本件訴状が昭和三九年五月一八日当裁判所に提出されたことは記録により明らかであるから、裏書人たる被告弓立に対する本訴の提起は、拒絶証書作成義務を免除された本件各手形の満期日たる昭和三八年二月二八日から一年を経過した後にされたものであることが認められる。

そこで原告の時効中断の再抗弁について審理するに、表面の成立に争いがなく、その余の部分は≪証拠省略≫により第一裏書人欄に押捺された被告弓立末広名義の記名印並びにその名下の印影が同被告の印章によるものであることが認められ、このことと≪証拠省略≫とを綜合すれば、本件手形が不渡となり原告がこれを再取得した後の昭和三八年三月中旬頃、被告弓立はその妻節子を介して原告に対し、本件手形金債務を承認してその支払の猶予を求め、右訴外弓立節子が被告弓立宛に振出し、同被告が裏書をした、金額各金三万円・満期昭和三八年五月二五日から昭和三九年一二月二五日までの毎月二五日・支払地東京都豊島区・支払場所池袋信用組合・振出地東京都新宿区、振出日付白地の約束手形計二〇通合計金額六〇万円を右訴外人を介して原告に交付し、これにより原告が本件手形金の分割弁済を認め、その支払を右手形の各満期日まで延期したものであること、及び右各手形は満期を経過し現在未だ決済されていないことが認められる。証人弓立節子の証言中右認定に牴触する部分は信用できず、他にこれを覆すに足りる証拠はない。右認定事実によれば、本件手形の消滅時効は前記承認によって中断し、早くとも昭和三八年五月二五日から再び進行を開始したものであるから、これから一年内に提起された本訴の提起により所持人たる原告の裏書人たる被告弓立に対する時効は未だ完成しないものといわねばならない。被告は本件(ロ)の手形は六ヶ月の消滅時効にかかるものであると主張するけれども、原告は満期当時の所持人訴外全東栄信用組合から右手形を買戻し所持人の地位を承継したものであって、右訴外組合から遡求権の行使を受けてこれを買戻したものでないことが、さきに認定したところから明らかであるから、本件の場合は(ロ)の手形についても原告の裏書人たる被告弓立に対する請求権の時効期間は一年と認むべきである。

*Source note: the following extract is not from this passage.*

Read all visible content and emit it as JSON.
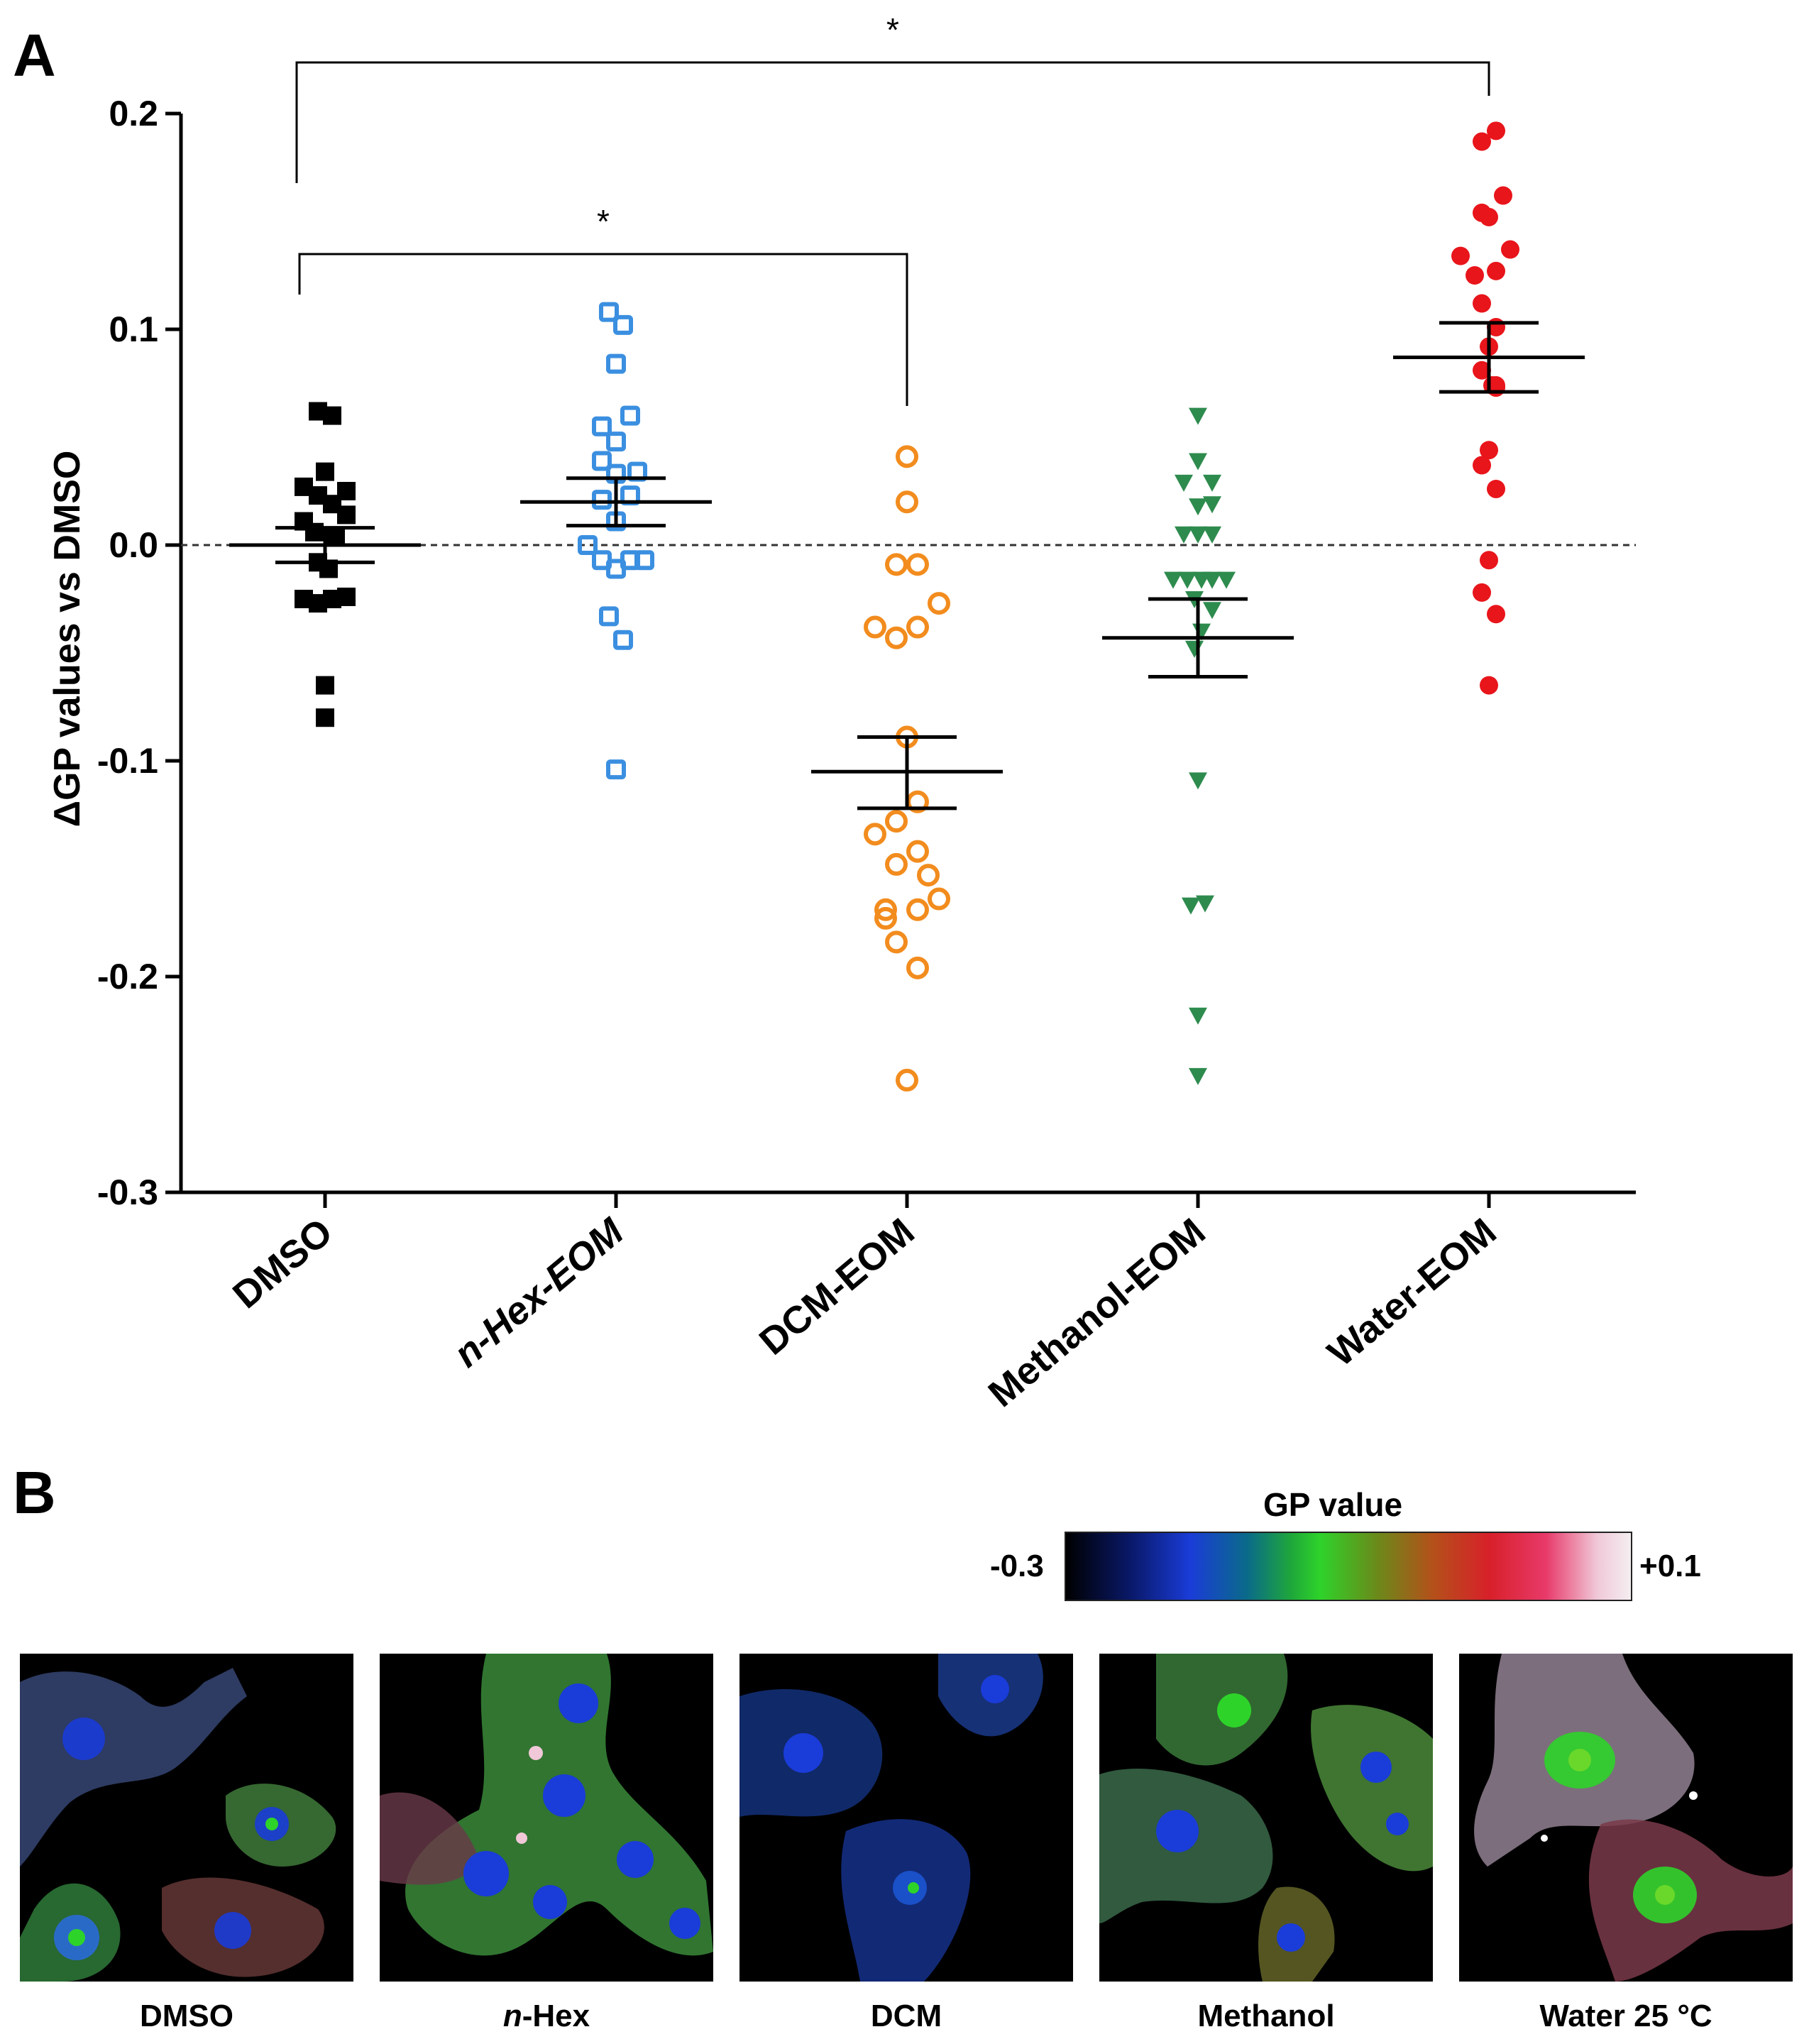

以上のとおりであるから、被告弓立は原告に対し本件(イ)の手形金の内一万七、四三二円及び(ロ)の手形金三五万円の合計三六万七、四三二円の支払義務があるといわなければならない。

二、被告巴山に対する請求について

原告主張の請求原因事実中、手形振出、支払呈示及び支払拒絶並びに手形所持の点は当事者間に争いがなく、その余の点は≪証拠省略≫並びに本件口頭弁論の経過とを綜合してこれを認めることができ、右認定を覆えすに足りる証拠はない。上記認定事実によれば、原告は本件(イ)及び(ロ)の手形の実質上の権利者であることが認定できる。

そして、被告巴山の主張は単に受取人被告弓立に対する人的抗弁事由であるに止まり、これを以て原告に対抗することができない。

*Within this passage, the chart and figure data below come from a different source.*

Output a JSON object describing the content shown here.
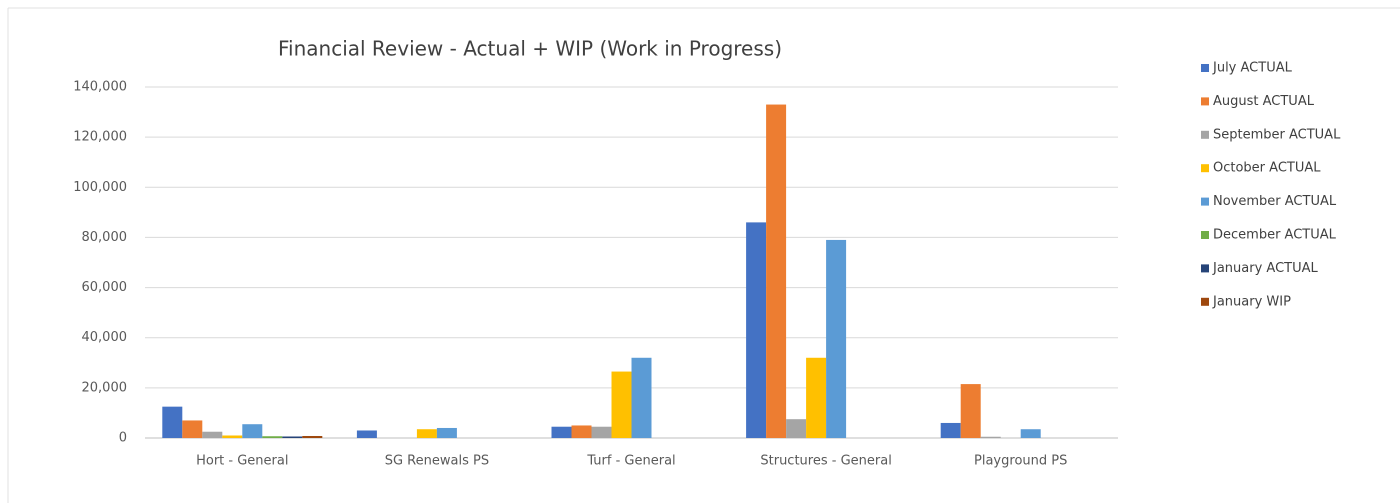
{
  "chart_data": {
    "type": "bar",
    "title": "Financial Review - Actual + WIP (Work in Progress)",
    "categories": [
      "Hort - General",
      "SG Renewals PS",
      "Turf - General",
      "Structures - General",
      "Playground PS"
    ],
    "series": [
      {
        "name": "July ACTUAL",
        "color": "#4472c4",
        "values": [
          12500,
          3000,
          4500,
          86000,
          6000
        ]
      },
      {
        "name": "August ACTUAL",
        "color": "#ed7d31",
        "values": [
          7000,
          0,
          5000,
          133000,
          21500
        ]
      },
      {
        "name": "September ACTUAL",
        "color": "#a5a5a5",
        "values": [
          2500,
          0,
          4500,
          7500,
          500
        ]
      },
      {
        "name": "October ACTUAL",
        "color": "#ffc000",
        "values": [
          1000,
          3500,
          26500,
          32000,
          0
        ]
      },
      {
        "name": "November ACTUAL",
        "color": "#5b9bd5",
        "values": [
          5500,
          4000,
          32000,
          79000,
          3500
        ]
      },
      {
        "name": "December ACTUAL",
        "color": "#70ad47",
        "values": [
          700,
          0,
          0,
          0,
          0
        ]
      },
      {
        "name": "January ACTUAL",
        "color": "#264478",
        "values": [
          600,
          0,
          0,
          0,
          0
        ]
      },
      {
        "name": "January WIP",
        "color": "#9e480e",
        "values": [
          800,
          0,
          0,
          0,
          0
        ]
      }
    ],
    "ylim": [
      0,
      140000
    ],
    "yticks": [
      0,
      {
        "value": 20000,
        "label": "20,000"
      },
      {
        "value": 40000,
        "label": "40,000"
      },
      {
        "value": 60000,
        "label": "60,000"
      },
      {
        "value": 80000,
        "label": "80,000"
      },
      {
        "value": 100000,
        "label": "100,000"
      },
      {
        "value": 120000,
        "label": "120,000"
      },
      {
        "value": 140000,
        "label": "140,000"
      }
    ],
    "grid": true,
    "legend": "right"
  }
}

しかしながら、本件(イ)の手形金二五万円のうち一万七、四三二円を超える部分は利息制限法違反の不法な原因関係に基づくものであるが故に原告において直接の当事者である裏書人被告弓立に請求しえないものであることはさきに認定したとおりであって、被告巴山が原因関係の当事者でないからといって、原告に不法の利益を享有させるべきものではないから、右超過部分については振出人巴山に対してもその請求をなすことはできないと解するのが相当である。被告巴山はこの点につき何らの抗弁も提出しないけれどもかかる事由は職権を以て斟酌すべきであると考える。

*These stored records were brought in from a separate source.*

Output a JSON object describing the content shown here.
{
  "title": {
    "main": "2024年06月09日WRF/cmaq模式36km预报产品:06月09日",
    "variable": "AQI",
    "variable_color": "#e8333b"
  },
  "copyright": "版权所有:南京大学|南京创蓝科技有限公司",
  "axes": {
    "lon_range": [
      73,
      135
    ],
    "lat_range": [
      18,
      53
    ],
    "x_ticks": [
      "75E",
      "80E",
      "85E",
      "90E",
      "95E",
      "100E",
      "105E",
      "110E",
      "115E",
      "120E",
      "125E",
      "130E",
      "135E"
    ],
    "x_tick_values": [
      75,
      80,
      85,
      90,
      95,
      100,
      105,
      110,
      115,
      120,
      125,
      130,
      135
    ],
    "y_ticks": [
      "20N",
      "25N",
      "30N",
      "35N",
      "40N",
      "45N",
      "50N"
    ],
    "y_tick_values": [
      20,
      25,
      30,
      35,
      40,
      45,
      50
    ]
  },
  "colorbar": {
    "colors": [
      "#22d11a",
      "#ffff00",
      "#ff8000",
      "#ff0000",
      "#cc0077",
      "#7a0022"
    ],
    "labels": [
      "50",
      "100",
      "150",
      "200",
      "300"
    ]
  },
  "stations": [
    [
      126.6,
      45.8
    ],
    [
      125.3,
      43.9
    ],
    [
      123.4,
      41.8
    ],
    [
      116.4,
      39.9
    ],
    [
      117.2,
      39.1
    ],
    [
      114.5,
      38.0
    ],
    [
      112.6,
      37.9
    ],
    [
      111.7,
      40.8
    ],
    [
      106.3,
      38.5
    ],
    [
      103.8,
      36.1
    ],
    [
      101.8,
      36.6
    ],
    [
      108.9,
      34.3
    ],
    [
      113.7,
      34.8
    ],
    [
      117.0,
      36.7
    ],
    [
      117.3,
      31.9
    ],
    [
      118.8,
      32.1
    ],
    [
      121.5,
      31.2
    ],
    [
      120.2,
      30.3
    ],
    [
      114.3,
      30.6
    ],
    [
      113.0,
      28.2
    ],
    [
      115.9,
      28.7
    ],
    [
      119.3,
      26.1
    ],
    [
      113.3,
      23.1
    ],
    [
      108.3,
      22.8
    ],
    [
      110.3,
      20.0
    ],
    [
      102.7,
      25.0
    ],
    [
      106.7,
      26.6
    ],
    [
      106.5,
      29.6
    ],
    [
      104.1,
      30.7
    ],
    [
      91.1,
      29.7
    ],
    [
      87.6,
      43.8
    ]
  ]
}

そうすると、被告巴山は被告弓立と合同して被告弓立と同様の金三六万七、四三二円の支払義務があるといわねばならない。

三、結論

よって、原告の本訴請求は被告らに対し合同して金三六万七、四三二円の支払を求める限度において正当としてこれを認容し、その余は失当として棄却することとし、訴訟費用の負担につき民事訴訟法第八九条第九二条第九三条、仮執行の宣言につき同法第一九六条を適用して主文のとおり判決する。